Mohnish Pabrai
- Dhruv Meisheri
- May 24
- 2 min read
Updated: Jun 8
Everyone knows the duo of Warren and Charlie. But there was a third member in their group early on, Rick Guerin. Why don’t we know him, and where is he now? Turns out, he was highly levered, and in 1973-74, the drawdown forced him to sell most of his positions, including his position in Berkshire to Warren. He’s no doubt a great investor, but there was no need to use leverage.
From 1965 to 1982, the Dow Jones was flat. From 1982 to 1999, it exploded. Then again, from 1999 to 2012, flat.
Nifty 50 in the US. Slightly different to the Indian Nifty 50, with equal weightage of 2% in all 50 companies. Walmart was one of those 50. If you take the entire Nifty 50 and put the other 49 companies to 0, with only Walmart, it still beats the S&P. And this was assuming the likes of Coca Cola, P&G, Mcdonalds going to 0! All you need is patience.
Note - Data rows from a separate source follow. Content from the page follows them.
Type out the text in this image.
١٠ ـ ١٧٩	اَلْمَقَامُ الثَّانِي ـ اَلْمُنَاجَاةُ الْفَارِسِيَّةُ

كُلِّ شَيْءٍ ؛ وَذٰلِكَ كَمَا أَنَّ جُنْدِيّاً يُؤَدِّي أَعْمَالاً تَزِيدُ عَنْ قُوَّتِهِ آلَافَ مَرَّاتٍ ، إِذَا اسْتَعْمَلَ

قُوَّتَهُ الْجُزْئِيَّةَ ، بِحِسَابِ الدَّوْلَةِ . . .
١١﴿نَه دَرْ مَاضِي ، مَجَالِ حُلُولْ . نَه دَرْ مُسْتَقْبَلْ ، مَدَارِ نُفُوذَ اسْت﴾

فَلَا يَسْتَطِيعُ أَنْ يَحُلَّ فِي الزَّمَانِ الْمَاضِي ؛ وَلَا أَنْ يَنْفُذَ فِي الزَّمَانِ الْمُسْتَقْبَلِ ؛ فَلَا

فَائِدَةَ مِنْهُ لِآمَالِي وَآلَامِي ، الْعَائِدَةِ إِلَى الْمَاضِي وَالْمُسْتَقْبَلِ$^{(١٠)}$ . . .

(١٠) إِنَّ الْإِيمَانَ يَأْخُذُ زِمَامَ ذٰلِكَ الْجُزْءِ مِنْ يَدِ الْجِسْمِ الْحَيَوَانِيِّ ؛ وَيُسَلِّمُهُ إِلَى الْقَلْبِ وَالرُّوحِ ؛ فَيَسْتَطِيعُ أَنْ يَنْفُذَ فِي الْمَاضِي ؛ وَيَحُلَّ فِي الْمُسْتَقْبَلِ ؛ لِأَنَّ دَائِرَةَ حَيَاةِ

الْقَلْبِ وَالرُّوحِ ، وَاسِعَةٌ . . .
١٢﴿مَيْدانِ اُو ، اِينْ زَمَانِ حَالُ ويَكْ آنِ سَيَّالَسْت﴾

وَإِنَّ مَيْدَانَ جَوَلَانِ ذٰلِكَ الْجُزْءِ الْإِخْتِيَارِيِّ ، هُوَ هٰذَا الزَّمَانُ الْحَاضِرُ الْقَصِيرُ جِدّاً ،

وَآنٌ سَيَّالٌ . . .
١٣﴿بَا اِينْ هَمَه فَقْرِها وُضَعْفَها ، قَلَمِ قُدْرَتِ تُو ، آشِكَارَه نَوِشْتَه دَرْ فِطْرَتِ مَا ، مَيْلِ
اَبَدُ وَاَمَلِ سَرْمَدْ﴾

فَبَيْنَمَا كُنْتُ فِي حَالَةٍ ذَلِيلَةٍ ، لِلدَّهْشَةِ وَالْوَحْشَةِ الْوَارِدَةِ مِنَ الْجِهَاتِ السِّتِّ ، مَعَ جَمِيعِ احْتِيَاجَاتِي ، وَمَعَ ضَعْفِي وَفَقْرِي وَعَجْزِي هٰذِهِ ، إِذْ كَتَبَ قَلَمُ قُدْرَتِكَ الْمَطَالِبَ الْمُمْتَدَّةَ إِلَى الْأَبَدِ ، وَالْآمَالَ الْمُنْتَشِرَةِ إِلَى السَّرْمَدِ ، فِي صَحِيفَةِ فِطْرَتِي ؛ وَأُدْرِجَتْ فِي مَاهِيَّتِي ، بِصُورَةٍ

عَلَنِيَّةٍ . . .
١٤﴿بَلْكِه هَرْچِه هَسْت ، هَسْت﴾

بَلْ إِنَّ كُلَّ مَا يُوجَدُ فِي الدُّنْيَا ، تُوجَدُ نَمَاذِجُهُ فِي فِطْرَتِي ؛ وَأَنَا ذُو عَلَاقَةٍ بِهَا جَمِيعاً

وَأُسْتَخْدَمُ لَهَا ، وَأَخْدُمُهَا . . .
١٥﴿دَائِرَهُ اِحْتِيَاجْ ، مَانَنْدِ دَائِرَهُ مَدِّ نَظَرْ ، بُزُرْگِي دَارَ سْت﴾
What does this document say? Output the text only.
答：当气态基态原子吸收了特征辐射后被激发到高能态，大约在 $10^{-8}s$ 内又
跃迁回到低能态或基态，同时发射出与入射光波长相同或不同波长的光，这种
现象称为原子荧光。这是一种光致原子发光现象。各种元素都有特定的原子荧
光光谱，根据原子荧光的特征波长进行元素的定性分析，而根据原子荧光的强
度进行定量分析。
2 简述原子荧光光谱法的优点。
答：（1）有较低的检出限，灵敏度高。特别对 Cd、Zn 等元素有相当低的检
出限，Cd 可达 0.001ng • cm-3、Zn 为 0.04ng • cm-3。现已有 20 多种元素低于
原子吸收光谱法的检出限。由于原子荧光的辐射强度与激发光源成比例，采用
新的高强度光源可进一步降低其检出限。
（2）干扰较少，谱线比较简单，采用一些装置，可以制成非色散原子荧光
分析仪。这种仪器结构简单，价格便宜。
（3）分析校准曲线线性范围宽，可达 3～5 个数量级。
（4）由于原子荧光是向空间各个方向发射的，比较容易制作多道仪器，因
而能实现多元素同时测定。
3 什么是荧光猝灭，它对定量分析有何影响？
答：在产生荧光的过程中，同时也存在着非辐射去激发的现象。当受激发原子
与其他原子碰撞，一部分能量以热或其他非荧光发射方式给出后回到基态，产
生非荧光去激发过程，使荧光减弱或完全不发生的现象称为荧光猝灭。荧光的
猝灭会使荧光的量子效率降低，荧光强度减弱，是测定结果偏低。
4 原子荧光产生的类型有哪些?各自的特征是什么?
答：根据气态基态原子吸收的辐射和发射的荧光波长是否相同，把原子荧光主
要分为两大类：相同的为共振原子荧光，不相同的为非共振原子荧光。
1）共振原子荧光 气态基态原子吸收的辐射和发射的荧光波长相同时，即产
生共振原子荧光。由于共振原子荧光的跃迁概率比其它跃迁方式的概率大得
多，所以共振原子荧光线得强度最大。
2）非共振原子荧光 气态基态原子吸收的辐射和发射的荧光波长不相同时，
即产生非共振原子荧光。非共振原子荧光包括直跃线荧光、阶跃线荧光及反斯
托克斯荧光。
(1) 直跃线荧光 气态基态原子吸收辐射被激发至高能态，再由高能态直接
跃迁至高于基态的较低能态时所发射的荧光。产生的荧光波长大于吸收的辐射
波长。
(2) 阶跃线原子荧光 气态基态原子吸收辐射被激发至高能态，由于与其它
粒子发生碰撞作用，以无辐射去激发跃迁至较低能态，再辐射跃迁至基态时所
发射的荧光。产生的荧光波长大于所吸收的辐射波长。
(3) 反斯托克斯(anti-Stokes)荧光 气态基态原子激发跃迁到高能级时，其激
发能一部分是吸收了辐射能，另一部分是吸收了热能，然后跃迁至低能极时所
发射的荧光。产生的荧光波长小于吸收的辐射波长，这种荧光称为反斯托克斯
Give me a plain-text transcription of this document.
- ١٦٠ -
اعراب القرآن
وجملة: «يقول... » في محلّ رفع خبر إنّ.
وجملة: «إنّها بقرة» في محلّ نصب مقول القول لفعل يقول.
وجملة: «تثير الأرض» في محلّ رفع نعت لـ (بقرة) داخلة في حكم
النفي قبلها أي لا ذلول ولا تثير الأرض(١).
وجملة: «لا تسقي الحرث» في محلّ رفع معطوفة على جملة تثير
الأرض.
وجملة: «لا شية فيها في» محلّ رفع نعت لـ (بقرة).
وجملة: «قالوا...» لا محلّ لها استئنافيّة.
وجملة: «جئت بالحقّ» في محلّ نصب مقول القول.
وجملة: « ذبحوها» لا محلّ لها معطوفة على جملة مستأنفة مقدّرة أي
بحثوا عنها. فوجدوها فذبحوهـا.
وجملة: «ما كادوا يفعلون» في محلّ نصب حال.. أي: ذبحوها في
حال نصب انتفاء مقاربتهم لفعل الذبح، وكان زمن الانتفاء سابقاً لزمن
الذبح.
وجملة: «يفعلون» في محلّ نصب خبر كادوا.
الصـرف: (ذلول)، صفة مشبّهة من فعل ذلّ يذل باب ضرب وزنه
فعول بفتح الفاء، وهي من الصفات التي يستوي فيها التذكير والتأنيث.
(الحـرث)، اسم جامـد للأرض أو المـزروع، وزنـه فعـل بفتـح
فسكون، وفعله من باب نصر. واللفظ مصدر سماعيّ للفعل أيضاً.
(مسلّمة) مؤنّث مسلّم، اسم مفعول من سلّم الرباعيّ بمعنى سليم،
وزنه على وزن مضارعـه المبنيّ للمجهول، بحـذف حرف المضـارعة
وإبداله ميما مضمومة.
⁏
Charlie Munger: In life, you don’t get many trips to the Pie Counter. But when you do, you have to load up as much as you can (capital allocation).
Cloning - Microsoft
Everything that has worked in Microsoft has been cloned. They've spent billions in R&D which for the most part has yielded them nothing. Word came from Word Perfect, Excel came from Lotus, Windows came from Apple.
Selling something because you think it's overvalued is one of the dumbest things you can do.
Pabrai invested in Fiat Chrysler in 2012 at a $5-6bn market cap. Within this was 80% of Ferrari, which today has a market cap of $90bn.
On Growth vs. Value investing - All investing is value investing. Nvidia can be both a value investment or a growth investment depending on the price you buy it at. Warren himself bought Apple in mid 2000s, and at that time it was more of a growth investment. At the end of the day, one needs to look at the sum of future cash flows discounted back at today's price.
Story on Compounding - In 1625, a man named Peter Minuit bought the island of Manhattan for $24. To the layman, it might seem like the Native Americans were scammed and that he bought it for a huge bargain. But was this truly the case? Let's assume that the Native Americans had a semi-competent capital allocator who could grow their $24 by 7% annually. By the rule of 72, this means that money doubles every 10 years. So every 100 years, their $24 grows by 1000x. By now, they would've had $24 trillion!
There are 3 variables to compounding: Initial capital, rate of return and time. Everyone tries to optimize the first 2. But it is near impossible. Instead, we need optimize the runway for our investments, and let compounding work its magic.